Miriam Shapiro, Byzantium, 1967, acrylic on canvas, 108 x 72"

Continuing through February 17, 2018

Before she became known for her feminist patterned collage work, Miriam Schapiro (1923-2015) also broke new ground — very early on, in fact — in the development of digital art. While working in California from 1967-75, Schapiro collaborated with physicist David Nabilof in using a computer-plotting program to make preliminary sketches for her large scale abstract paintings. In using the computer to refine her compositions before painting them, Schapiro discovered a new mechanism for exploring geometry, flatness and illusionism, issues that were also being investigated at the same time in paintings by many of her male peers, such as Al Held, Ellsworth Kelly and Jules Olitski.

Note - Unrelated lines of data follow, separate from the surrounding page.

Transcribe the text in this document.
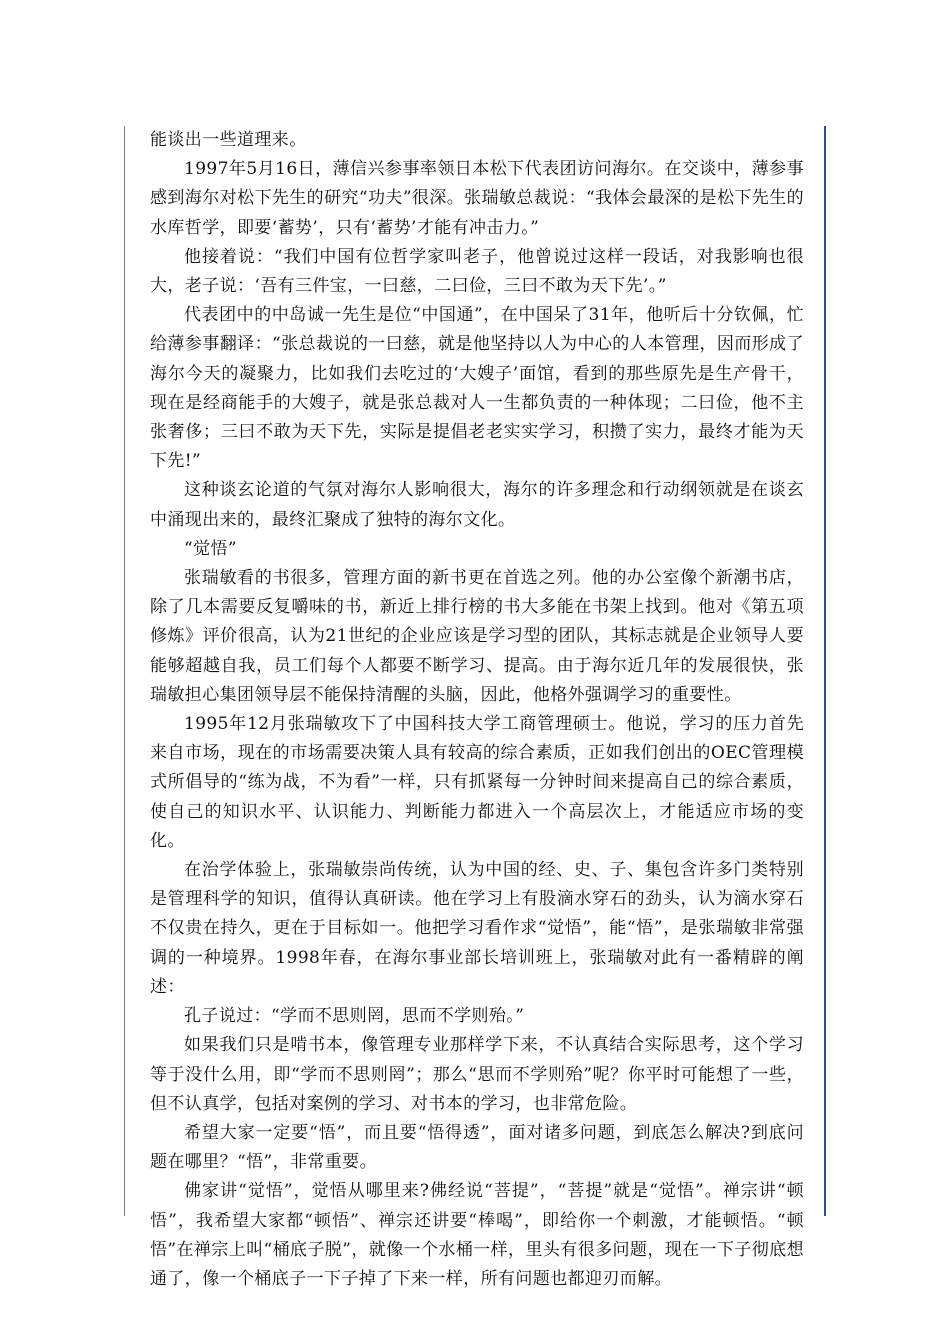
能谈出一些道理来。

1997年5月16日，薄信兴参事率领日本松下代表团访问海尔。在交谈中，薄参事感到海尔对松下先生的研究“功夫”很深。张瑞敏总裁说：“我体会最深的是松下先生的水库哲学，即要‘蓄势’，只有‘蓄势’才能有冲击力。”

他接着说：“我们中国有位哲学家叫老子，他曾说过这样一段话，对我影响也很大，老子说：‘吾有三件宝，一曰慈，二曰俭，三曰不敢为天下先’。”

代表团中的中岛诚一先生是位“中国通”，在中国呆了31年，他听后十分钦佩，忙给薄参事翻译：“张总裁说的一曰慈，就是他坚持以人为中心的人本管理，因而形成了海尔今天的凝聚力，比如我们去吃过的‘大嫂子’面馆，看到的那些原先是生产骨干，现在是经商能手的大嫂子，就是张总裁对人一生都负责的一种体现；二曰俭，他不主张奢侈；三曰不敢为天下先，实际是提倡老老实实学习，积攒了实力，最终才能为天下先!”

这种谈玄论道的气氛对海尔人影响很大，海尔的许多理念和行动纲领就是在谈玄中涌现出来的，最终汇聚成了独特的海尔文化。

“觉悟”

张瑞敏看的书很多，管理方面的新书更在首选之列。他的办公室像个新潮书店，除了几本需要反复嚼味的书，新近上排行榜的书大多能在书架上找到。他对《第五项修炼》评价很高，认为21世纪的企业应该是学习型的团队，其标志就是企业领导人要能够超越自我，员工们每个人都要不断学习、提高。由于海尔近几年的发展很快，张瑞敏担心集团领导层不能保持清醒的头脑，因此，他格外强调学习的重要性。

1995年12月张瑞敏攻下了中国科技大学工商管理硕士。他说，学习的压力首先来自市场，现在的市场需要决策人具有较高的综合素质，正如我们创出的OEC管理模式所倡导的“练为战，不为看”一样，只有抓紧每一分钟时间来提高自己的综合素质，使自己的知识水平、认识能力、判断能力都进入一个高层次上，才能适应市场的变化。

在治学体验上，张瑞敏崇尚传统，认为中国的经、史、子、集包含许多门类特别是管理科学的知识，值得认真研读。他在学习上有股滴水穿石的劲头，认为滴水穿石不仅贵在持久，更在于目标如一。他把学习看作求“觉悟”，能“悟”，是张瑞敏非常强调的一种境界。1998年春，在海尔事业部长培训班上，张瑞敏对此有一番精辟的阐述：

孔子说过：“学而不思则罔，思而不学则殆。”

如果我们只是啃书本，像管理专业那样学下来，不认真结合实际思考，这个学习等于没什么用，即“学而不思则罔”；那么“思而不学则殆”呢？你平时可能想了一些，但不认真学，包括对案例的学习、对书本的学习，也非常危险。

希望大家一定要“悟”，而且要“悟得透”，面对诸多问题，到底怎么解决?到底问题在哪里？“悟”，非常重要。

佛家讲“觉悟”，觉悟从哪里来?佛经说“菩提”，“菩提”就是“觉悟”。禅宗讲“顿悟”，我希望大家都“顿悟”、禅宗还讲要“棒喝”，即给你一个刺激，才能顿悟。“顿悟”在禅宗上叫“桶底子脱”，就像一个水桶一样，里头有很多问题，现在一下子彻底想通了，像一个桶底子一下子掉了下来一样，所有问题也都迎刃而解。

In Schapiro's hands, the potential of geometric abstraction is every bit as inventive and forceful as in the works of these contemporaries, who were of course receiving more attention than women artists. In “Byzantium” (1967), Schapiro arrived at a wonderful tension between flat and illusory elements, while adding the humorous suggestion that the scenes resemble sections of toppling buildings. In “Canyon” (1967), the spatial ambiguity of crisscrossing pillars superimposed over flat geometric patterning is visually enigmatic. Throughout the exhibition Schapiro's color choices are consistently unconventional and downright joyful.